Stripevolume: Similar to RAID0, files are divided into data blocks and distributed to multiple BrickServers in a polling manner. File storage is based on data blocks and supports large file storage. The larger the file, the higher the reading efficiency. .
Replica volume: Synchronize files to multiple bricks to have multiple file copies. It belongs to file-level RAID 1 and has fault tolerance. Because the data is scattered among multiple bricks, the read performance is greatly improved, but the write performance is reduced.
DistributeStripevolume: The number of BrickServers is a multiple of the number of stripes (the number of bricks distributed by data blocks), which has the characteristics of both distributed and stripe volumes.

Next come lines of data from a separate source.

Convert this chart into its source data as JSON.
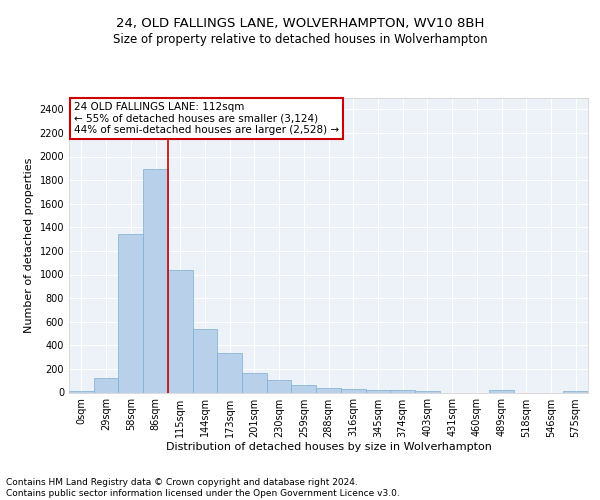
{
  "title1": "24, OLD FALLINGS LANE, WOLVERHAMPTON, WV10 8BH",
  "title2": "Size of property relative to detached houses in Wolverhampton",
  "xlabel": "Distribution of detached houses by size in Wolverhampton",
  "ylabel": "Number of detached properties",
  "footer1": "Contains HM Land Registry data © Crown copyright and database right 2024.",
  "footer2": "Contains public sector information licensed under the Open Government Licence v3.0.",
  "bar_labels": [
    "0sqm",
    "29sqm",
    "58sqm",
    "86sqm",
    "115sqm",
    "144sqm",
    "173sqm",
    "201sqm",
    "230sqm",
    "259sqm",
    "288sqm",
    "316sqm",
    "345sqm",
    "374sqm",
    "403sqm",
    "431sqm",
    "460sqm",
    "489sqm",
    "518sqm",
    "546sqm",
    "575sqm"
  ],
  "bar_values": [
    15,
    120,
    1340,
    1890,
    1040,
    540,
    335,
    165,
    105,
    60,
    38,
    28,
    25,
    18,
    10,
    0,
    0,
    18,
    0,
    0,
    15
  ],
  "bar_color": "#b8d0ea",
  "bar_edge_color": "#7aafd4",
  "vline_x_idx": 3.5,
  "vline_color": "#cc0000",
  "annotation_line1": "24 OLD FALLINGS LANE: 112sqm",
  "annotation_line2": "← 55% of detached houses are smaller (3,124)",
  "annotation_line3": "44% of semi-detached houses are larger (2,528) →",
  "annotation_box_color": "white",
  "annotation_box_edge_color": "#cc0000",
  "ylim": [
    0,
    2500
  ],
  "yticks": [
    0,
    200,
    400,
    600,
    800,
    1000,
    1200,
    1400,
    1600,
    1800,
    2000,
    2200,
    2400
  ],
  "bg_color": "#edf2f9",
  "grid_color": "white",
  "title1_fontsize": 9.5,
  "title2_fontsize": 8.5,
  "xlabel_fontsize": 8,
  "ylabel_fontsize": 8,
  "tick_fontsize": 7,
  "annotation_fontsize": 7.5,
  "footer_fontsize": 6.5
}
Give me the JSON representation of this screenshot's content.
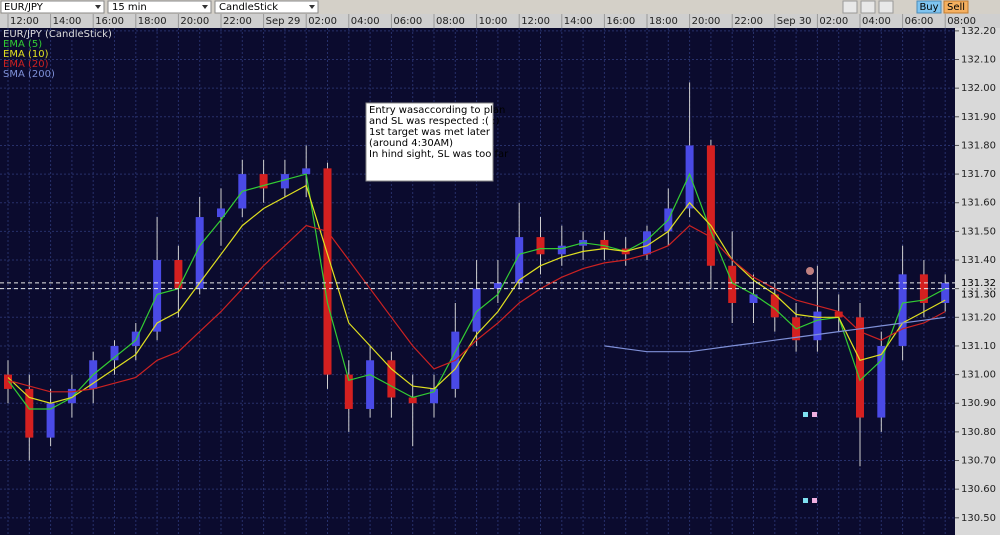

Distribute Replica volume: The number of Brick Servers is a multiple of the number of mirrors (the number of data copies), which has the characteristics of both distributed and replicated volumes.
Stripe Replica volume: Similar to RAID 10, it also has the characteristics of stripe and replicated volumes.
Distribute Stripe Replicavolume: A composite volume of three basic volumes, usually used in Map Reduce-like applications.
2.3.1 Distributed Volume
Distributed volume is the default volume of GlusterFS. When creating a volume, the default option is to create a distributed volume. In this mode, the file is stored directly on a Server node. Use the local file system directly for file storage.
The file is not divided into blocks
Save HASH value through extended file attributes
The supported underlying file systems are EXT3, EXT4, ZFS, XFS, etc.
Features:
The files are distributed on different servers without redundancy.
Expand the size of a volume more easily and cheaply.
A single point of failure can cause data loss.
Rely on the underlying data protection.
2.3.2 Strip roll
Stripe mode is equivalent to RAID0. In this mode, the file is divided into N blocks (N strip nodes) according to the offset, and stored in each BrickServer node in a poll. The node stores each data block as an ordinary file in the local file system, and records the total number of blocks (Stripe-count) and the serial number of each block (Stripe-index) through extended attributes.
Features:
The data is divided into smaller pieces and distributed to different strips in the block server group.
Distribution reduces the load and smaller files accelerate the speed of access.
There is no data redundancy.
2.3.3 Copy volume
The replication mode, also known as AFR (AutoFileReplication), is equivalent to RAID1, that is, one or more copies of the same file are stored, and the same content and directory structure are stored on each node. . If the storage space on multiple nodes is inconsistent, the capacity of the lowest node will be taken as the total capacity of the volume according to the barrel effect.
Features:
All servers in the volume keep a complete copy.
The number of copies of the volume can be determined by the customer when it is created.
There are at least two block servers or more servers.
With redundancy.
2.3.4 Distributed striped volume
Distributed striped volumes take into account the functions of distributed volumes and striped volumes, and are mainly used for large file access processing. At least 4 servers are required to create a distributed striped volume.
When creating a volume, if the number of storage servers is equal to the number of stripes or replicates, then the created volume is a striped or replicated volume; if the number of storage servers is twice or more the number of stripes or replicates, then the number of storage servers will be created Distributed striped volume or distributed replicated volume.
2.3.5 Distributed replication volume
Distributed replicated volumes take into account the functions of distributed volumes and replicated volumes, and are mainly used when redundancy is required. Generally suitable for occasions with high storage security requirements, such as banks.